I also think we fail to see the whole person. When somebody is released from incarceration in his 50s after serving 35 years, we see this adult man with a violent offense coming out of prison, but we fail to realize this person hasn’t had the opportunity to make the normal milestones of adulthood. They’ve never had the opportunity to open a bank account or sign a lease or file taxes – things that we learn over time. We as a society do a really poor job of providing re-entry services tailored to people’s needs. And we have many people who have cycled through the system frequently, which creates extreme trauma. If we think about someone with a substance use disorder: Are they receiving the right treatment? Is it treatment they can utilize that’s culturally relevant? Do they have a safe place to live? These nuances can be more adequately be addressed when people with lived experience are at the table. That’s why the SHARP program with Justice 4 Housing is so unique, because the case managers and organization leaders are directly impacted women, which allows people to build a healthy social network with other people who have been through similar experiences.

  1. Are there any health effects of incarceration and homelessness that people may find surprising?

Thinking about health broadly, incarceration and homelessness systematically impact the communities at large by affecting things like the accrual of intergenerational wealth. When we have segments of the population that are heavily policed, that are cycling in and out of homelessness and the carceral system, the opportunity for stable housing is limited, let alone home ownership. For most people, owning a home is their primary investment. Thus, there are multi-layered impacts that incarceration makes within families by impairing that accumulation of wealth that can set up the future and health outcomes for the next generations.

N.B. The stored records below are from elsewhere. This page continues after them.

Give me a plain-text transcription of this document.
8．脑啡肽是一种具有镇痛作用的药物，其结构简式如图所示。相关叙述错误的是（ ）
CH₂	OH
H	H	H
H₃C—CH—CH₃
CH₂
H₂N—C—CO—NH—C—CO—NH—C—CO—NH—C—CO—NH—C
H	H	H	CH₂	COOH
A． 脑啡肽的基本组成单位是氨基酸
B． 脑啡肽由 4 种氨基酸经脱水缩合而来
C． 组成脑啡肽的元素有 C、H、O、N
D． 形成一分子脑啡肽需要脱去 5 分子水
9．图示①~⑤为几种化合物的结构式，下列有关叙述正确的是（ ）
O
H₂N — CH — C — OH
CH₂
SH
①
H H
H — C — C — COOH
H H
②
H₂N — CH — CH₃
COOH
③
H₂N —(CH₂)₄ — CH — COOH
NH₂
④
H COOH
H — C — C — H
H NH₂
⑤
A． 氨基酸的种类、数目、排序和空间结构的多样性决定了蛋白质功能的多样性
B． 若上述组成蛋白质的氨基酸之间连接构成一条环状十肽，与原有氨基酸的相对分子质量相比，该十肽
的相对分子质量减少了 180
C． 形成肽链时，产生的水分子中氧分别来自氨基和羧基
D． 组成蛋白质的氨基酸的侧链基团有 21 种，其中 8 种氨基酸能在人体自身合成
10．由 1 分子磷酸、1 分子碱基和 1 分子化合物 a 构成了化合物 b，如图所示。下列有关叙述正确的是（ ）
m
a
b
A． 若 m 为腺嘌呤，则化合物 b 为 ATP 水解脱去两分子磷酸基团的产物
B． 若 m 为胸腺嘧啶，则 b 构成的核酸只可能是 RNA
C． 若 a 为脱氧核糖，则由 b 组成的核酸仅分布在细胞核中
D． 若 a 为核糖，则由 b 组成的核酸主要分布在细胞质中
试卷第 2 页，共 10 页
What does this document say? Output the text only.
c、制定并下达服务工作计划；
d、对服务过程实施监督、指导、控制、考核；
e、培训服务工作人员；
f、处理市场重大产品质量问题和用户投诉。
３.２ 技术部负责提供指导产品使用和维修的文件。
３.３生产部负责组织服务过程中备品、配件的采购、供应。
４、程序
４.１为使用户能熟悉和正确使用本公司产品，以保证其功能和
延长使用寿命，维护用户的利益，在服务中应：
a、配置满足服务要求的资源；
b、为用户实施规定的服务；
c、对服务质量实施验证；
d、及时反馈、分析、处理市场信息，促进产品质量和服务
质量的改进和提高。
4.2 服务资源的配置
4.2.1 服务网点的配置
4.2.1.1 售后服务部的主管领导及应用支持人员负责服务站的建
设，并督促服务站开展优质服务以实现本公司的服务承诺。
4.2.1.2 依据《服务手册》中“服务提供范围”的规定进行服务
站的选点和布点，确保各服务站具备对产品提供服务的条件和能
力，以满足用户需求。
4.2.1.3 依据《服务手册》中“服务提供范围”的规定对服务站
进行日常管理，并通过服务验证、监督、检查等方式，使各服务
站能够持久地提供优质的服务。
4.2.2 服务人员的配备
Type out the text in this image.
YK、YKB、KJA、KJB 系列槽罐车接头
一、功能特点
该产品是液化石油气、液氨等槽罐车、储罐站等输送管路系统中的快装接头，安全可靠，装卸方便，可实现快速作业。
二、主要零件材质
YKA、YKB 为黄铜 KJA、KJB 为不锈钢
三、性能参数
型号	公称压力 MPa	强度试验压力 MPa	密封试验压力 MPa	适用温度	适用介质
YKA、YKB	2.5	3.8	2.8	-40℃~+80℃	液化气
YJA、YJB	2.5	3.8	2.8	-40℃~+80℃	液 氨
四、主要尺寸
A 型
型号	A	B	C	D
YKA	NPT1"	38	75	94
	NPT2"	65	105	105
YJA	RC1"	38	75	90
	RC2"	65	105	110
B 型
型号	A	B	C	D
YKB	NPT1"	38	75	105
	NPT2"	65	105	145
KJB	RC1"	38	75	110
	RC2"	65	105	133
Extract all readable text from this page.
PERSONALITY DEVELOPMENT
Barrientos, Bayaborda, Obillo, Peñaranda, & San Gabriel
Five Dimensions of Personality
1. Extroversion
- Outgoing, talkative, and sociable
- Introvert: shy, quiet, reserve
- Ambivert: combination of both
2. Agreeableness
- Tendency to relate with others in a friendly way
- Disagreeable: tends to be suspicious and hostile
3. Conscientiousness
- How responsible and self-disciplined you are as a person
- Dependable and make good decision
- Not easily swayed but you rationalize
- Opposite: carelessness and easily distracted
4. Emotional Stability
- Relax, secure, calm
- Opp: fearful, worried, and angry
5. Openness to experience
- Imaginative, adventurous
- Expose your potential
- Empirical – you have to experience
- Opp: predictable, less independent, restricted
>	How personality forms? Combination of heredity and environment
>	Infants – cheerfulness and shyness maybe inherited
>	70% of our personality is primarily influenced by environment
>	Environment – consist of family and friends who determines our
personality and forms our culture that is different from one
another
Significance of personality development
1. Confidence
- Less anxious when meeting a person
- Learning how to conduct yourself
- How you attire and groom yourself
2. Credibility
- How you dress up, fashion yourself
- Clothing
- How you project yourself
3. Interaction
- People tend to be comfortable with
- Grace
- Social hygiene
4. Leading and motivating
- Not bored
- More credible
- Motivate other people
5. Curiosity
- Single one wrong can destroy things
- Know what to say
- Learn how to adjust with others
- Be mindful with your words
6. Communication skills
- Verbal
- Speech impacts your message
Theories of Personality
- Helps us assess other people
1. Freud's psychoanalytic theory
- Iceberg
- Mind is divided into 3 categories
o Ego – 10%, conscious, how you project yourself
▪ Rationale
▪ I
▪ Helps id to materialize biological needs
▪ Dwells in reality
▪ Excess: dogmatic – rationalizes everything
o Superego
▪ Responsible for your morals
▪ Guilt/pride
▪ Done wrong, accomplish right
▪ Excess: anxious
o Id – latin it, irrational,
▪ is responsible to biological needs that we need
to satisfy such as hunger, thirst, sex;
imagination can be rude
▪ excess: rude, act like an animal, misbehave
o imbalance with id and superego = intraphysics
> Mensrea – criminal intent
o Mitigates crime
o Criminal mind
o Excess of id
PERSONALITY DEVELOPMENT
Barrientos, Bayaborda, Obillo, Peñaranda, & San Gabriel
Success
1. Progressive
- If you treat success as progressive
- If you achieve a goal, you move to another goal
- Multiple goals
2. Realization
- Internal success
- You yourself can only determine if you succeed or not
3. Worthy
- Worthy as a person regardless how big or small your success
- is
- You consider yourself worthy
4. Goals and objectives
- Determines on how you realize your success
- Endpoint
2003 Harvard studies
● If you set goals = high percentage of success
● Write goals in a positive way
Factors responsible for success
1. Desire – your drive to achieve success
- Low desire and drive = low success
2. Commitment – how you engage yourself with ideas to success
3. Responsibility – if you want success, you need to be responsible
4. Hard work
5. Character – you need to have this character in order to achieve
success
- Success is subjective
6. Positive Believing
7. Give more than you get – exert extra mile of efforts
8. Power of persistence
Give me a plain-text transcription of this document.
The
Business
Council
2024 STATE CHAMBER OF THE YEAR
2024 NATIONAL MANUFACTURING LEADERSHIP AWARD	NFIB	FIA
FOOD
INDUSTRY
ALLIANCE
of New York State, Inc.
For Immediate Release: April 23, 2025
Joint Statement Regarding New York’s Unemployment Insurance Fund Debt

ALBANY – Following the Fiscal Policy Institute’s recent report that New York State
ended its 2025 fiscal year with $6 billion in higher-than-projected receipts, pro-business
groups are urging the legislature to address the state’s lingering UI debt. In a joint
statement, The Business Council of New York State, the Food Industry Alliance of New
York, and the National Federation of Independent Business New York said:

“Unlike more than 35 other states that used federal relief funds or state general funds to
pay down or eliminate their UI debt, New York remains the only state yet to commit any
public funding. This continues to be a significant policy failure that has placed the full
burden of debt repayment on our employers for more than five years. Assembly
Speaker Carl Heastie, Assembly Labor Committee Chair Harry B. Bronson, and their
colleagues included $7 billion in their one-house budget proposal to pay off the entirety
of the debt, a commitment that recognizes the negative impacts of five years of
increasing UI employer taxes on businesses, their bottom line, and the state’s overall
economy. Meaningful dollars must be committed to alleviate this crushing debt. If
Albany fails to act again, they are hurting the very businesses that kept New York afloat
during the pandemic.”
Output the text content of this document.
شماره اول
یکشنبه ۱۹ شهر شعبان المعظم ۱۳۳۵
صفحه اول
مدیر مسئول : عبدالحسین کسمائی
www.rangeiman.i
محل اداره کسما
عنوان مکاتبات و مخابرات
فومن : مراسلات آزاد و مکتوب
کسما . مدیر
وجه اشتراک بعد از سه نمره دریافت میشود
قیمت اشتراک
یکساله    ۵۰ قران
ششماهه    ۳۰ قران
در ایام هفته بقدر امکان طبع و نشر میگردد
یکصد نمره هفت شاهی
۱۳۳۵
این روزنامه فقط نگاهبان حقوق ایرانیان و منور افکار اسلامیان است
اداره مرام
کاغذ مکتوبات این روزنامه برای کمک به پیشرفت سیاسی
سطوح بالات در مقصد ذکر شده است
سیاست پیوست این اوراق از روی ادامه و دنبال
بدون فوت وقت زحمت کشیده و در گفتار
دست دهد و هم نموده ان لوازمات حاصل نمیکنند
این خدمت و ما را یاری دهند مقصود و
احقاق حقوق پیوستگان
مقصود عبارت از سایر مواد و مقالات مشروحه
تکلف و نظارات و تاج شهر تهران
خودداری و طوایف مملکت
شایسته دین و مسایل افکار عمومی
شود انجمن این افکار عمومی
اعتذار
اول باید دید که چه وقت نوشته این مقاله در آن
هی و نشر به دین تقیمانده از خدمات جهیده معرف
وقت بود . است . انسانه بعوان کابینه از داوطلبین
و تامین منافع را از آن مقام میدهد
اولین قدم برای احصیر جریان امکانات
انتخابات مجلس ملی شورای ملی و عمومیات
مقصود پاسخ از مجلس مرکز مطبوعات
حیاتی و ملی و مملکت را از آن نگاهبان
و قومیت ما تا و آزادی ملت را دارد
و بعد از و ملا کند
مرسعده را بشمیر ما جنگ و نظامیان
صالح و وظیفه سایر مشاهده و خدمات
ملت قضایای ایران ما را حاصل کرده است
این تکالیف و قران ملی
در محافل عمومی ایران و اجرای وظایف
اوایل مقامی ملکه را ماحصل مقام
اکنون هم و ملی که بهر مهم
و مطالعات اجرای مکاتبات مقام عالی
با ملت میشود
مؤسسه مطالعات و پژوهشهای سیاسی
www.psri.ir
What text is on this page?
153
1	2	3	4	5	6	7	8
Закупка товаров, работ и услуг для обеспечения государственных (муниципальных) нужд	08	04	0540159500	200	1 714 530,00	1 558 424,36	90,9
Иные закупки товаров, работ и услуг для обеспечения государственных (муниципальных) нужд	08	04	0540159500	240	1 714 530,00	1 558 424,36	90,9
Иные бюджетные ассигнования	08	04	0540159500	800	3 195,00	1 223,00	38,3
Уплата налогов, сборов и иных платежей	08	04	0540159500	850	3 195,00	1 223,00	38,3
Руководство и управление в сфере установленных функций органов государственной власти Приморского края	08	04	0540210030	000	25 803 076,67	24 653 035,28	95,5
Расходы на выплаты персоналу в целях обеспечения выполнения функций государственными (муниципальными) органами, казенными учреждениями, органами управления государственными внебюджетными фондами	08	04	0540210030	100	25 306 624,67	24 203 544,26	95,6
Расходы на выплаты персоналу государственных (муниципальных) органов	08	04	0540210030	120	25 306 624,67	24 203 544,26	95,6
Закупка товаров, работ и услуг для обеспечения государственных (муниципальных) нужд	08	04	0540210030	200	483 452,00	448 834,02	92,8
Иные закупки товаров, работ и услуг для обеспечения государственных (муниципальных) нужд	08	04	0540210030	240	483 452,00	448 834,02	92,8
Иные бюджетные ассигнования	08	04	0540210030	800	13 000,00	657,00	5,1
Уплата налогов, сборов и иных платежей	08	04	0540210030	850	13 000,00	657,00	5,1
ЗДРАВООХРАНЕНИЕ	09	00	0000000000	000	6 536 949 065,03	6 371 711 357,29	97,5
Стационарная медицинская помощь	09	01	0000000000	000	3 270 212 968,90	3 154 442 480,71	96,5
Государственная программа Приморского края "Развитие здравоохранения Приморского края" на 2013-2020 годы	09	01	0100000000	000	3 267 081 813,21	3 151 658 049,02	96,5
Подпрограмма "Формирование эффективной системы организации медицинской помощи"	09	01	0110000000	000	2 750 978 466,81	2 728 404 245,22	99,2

I also think a lot of people don’t know that if somebody is incarcerated and their children are put into child services, one of the stipulations of getting your children back is having stable housing. Imagine you’re meeting all your metrics and trying to find a place you can afford to live in Boston. I’m faculty at Harvard Medical School and I live outside of Boston because the cost is outrageous. So imagine your inability to pay rent to be what is keeping you from having your children. The impact of being within the Department of Children and Family system is highly traumatizing for children, and this system that effectively breaks apart families has long-term effects over generations, especially around mental health.